HOUSTON — Ryan Zimmerman was the first player the Washington Nationals selected in the amateur draft after the franchise moved from Montreal.
An All-American third baseman from the University of Virginia, Zimmerman was the fourth overall pick and made his major league debut on Sept. 1 that season.
Juan Soto was a 6-year-old in the Dominican Republic at the time, too young to get in the baseball games in his Santo Domingo neighborhood against the bigger kids. That would change soon enough.
On Tuesday night, when the Nationals played the first World Series game in their history, the player who defined their past and the one who will mark their future came together for a 5-4 victory against the Houston Astros.
Zimmerman got the Nationals started with a home run off Astros ace Gerrit Cole in the second inning. Then Soto homered in the fourth inning before doubling in two more runs in the fifth.
“I’ll he honest with you, my eyes got a little watery,” said Nationals manager Dave Martinez about watching Zimmerman homer in his first Series at-bat after 15 seasons and 1,689 games with the team. “He waited a long time to be in this position.”
Game 2 is at 8:08 p.m. on Wednesday. Stephen Strasburg starts for Washington against Justin Verlander in what is now a crucial game for the Astros.
The Nationals are 9-2 in the postseason with seven straight victories and have won 17 of 19 going back to the regular season. There is something to be said for momentum.
Cole had not lost a game or given up five or more runs since April 22. He managed to go seven innings, but allowed all five of Washington’s runs on eight hits.
The righthander had started three previous games this postseason and given up one run over 22 2/3 innings.
“He’s been so good for so long that there builds this thought of invincibility and that it’s impossible to beat him,” Astros manager AJ Hinch said. “So when it happens it is a surprise to all of us. “Which is why I give credit to the Nats. They came in and put really good at-bats up.”
One of the best was the leadoff walk No. 8 hitter Kurt Suzuki drew to start the fifth inning in a 2-2 game. Victor Robles followed with a single.
Adam Eaton’s single scored Suzuki. Soto then lined a full-count slider off the Fenway Park-like scoreboard in left field for his double. Soto’s home run was a 417-foot shot, also to left field, off a 99-mile-per-hour fastball from Cole.
Soto is the fourth-youngest player to homer in the World Series, following Andruw Jones, Miguel Cabrera, and Mickey Mantle.
“Last couple of days we’ve been working on it, staying that way,” Soto said. “Hit the ball the other way. Try to hit the ball as deep as I can.”
Soto’s lefthanded power and youthful energy is strikingly similar to what Rafael Devers did for the Red Sox this season.
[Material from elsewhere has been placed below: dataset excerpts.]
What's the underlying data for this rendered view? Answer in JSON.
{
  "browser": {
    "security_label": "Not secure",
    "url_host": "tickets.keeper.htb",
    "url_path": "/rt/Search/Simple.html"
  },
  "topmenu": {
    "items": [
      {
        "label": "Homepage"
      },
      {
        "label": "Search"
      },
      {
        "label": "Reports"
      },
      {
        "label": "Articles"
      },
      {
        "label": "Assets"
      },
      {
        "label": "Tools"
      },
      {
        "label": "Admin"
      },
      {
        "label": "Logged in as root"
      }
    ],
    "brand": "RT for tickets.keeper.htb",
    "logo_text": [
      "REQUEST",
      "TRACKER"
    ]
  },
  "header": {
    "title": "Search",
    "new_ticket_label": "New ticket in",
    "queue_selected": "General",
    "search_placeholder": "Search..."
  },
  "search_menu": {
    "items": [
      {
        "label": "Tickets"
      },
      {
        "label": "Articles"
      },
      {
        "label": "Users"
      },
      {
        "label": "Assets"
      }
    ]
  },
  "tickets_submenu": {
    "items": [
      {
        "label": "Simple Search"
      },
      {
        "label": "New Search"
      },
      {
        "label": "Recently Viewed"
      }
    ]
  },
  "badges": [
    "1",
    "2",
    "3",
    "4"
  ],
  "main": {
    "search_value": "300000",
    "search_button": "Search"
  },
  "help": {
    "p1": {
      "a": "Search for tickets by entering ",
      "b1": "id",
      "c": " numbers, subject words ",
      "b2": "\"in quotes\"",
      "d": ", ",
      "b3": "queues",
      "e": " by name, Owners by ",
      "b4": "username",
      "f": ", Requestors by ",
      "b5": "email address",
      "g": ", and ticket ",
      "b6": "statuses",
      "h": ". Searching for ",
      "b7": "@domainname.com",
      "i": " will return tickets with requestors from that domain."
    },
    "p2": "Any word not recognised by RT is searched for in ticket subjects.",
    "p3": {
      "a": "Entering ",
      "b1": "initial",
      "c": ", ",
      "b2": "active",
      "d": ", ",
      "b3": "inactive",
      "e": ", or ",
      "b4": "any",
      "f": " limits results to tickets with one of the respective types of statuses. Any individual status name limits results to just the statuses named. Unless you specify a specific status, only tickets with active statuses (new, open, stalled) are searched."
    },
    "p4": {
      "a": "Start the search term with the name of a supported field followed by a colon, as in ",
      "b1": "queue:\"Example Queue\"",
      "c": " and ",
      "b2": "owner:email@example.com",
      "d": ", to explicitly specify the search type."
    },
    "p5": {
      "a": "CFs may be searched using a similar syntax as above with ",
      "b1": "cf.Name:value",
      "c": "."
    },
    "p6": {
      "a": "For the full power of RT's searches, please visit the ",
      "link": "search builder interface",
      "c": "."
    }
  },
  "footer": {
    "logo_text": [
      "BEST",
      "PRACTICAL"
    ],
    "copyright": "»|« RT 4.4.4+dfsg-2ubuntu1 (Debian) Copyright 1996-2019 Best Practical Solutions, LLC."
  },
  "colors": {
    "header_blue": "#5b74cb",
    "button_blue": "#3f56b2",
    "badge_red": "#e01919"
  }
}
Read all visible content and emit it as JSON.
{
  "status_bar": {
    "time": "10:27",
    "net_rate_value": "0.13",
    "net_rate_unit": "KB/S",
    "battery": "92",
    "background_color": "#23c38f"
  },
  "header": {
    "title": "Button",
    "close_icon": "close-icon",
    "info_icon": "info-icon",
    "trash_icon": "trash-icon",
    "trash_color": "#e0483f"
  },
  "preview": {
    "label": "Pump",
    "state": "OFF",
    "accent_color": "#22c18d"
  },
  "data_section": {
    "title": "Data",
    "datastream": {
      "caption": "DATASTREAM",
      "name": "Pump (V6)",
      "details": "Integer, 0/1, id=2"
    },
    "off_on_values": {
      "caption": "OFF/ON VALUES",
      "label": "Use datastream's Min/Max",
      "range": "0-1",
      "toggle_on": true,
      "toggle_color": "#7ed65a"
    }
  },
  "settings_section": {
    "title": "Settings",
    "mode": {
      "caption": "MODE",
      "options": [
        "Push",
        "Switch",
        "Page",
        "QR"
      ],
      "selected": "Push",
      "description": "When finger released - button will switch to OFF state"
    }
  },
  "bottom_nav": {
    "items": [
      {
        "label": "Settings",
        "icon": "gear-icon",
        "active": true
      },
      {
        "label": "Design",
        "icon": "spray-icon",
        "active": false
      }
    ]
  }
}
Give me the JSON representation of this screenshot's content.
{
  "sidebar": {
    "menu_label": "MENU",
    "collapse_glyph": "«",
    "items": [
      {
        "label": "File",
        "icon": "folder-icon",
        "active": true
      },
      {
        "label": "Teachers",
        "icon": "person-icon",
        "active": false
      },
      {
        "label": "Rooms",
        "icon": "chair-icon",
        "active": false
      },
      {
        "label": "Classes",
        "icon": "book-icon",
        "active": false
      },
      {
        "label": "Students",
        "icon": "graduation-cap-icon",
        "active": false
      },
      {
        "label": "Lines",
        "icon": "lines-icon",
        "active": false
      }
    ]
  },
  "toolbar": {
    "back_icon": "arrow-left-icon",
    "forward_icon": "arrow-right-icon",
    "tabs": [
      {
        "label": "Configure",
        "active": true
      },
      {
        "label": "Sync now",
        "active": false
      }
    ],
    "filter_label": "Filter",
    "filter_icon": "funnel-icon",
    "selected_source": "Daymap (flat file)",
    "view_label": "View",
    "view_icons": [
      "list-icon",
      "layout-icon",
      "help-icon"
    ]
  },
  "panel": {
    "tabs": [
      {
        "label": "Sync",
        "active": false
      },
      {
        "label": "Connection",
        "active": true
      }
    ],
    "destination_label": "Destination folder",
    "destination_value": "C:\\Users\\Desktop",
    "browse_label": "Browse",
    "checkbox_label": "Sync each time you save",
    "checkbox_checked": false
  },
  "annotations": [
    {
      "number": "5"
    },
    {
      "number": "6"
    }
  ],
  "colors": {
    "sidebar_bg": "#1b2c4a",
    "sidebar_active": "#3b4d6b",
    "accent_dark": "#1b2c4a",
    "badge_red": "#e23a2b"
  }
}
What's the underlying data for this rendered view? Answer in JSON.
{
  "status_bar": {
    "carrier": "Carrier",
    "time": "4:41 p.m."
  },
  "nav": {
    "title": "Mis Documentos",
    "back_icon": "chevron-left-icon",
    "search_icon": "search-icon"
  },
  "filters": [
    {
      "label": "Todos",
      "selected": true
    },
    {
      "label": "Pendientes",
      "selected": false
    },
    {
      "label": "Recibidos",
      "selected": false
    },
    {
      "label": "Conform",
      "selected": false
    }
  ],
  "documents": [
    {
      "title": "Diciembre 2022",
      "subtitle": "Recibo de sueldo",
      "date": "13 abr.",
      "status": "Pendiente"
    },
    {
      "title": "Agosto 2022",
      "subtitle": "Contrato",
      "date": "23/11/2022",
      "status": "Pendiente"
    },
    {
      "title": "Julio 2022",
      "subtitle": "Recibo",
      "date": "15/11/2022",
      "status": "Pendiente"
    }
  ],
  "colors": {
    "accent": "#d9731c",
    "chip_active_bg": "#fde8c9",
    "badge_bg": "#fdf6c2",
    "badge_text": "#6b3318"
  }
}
Devers had a .916 OPS, 90 extra-base hits, and 115 RBI. Soto had a .949 OPS, 71 extra-base hits, and 110 RBIs. Devers turns 23 on Thursday and Soto turns 21 on Friday.
“You can always tell the young guys that come up that can slow the game down,” Zimmerman said. “I always say that, and everyone kind of says, ‘What does that mean?’ It means at any moment, at any time you can take a deep breath and you don’t try to do too much and you just stay within yourself.
“It sounds easy to do, but it’s hard to do even in the regular season for a 20-21-year-old.”
With his team up, 5-2, and Minute Maid Park quiet, Martinez found the right combination to hold on.
After Max Scherzer persevered through five innings and 112 pitches, Game 3 starter Patrick Corbin gave the Nationals an inning. That the Nationals had six days off after winning the National League pennant made that an easier decision.
“For me it’s about playing one game,” Martinez said. “And that’s what we focus on, is just worry about the game at hand and then go from there.”
Tanner Rainey allowed a home run by George Springer in the seventh inning and Daniel Hudson allowed another run in the eighth.
But Sean Doolittle retired Michael Brantley to strand a runner at second in the eighth then sat down the side in order in the ninth for the save.
At worst, the Nationals will go home with the Series tied and three games at their park. After a 19-31 start, that’s better than ever could have hoped. Zimmerman has been waiting for it.
“It’s been fun to grow with the fans, with the community, with the city, to watch them become baseball fans, to watch the neighborhood around the ballpark grow up,” he said. “I’m sure they’re as excited, probably more excited than we are about the kind of ride we’ve been on.”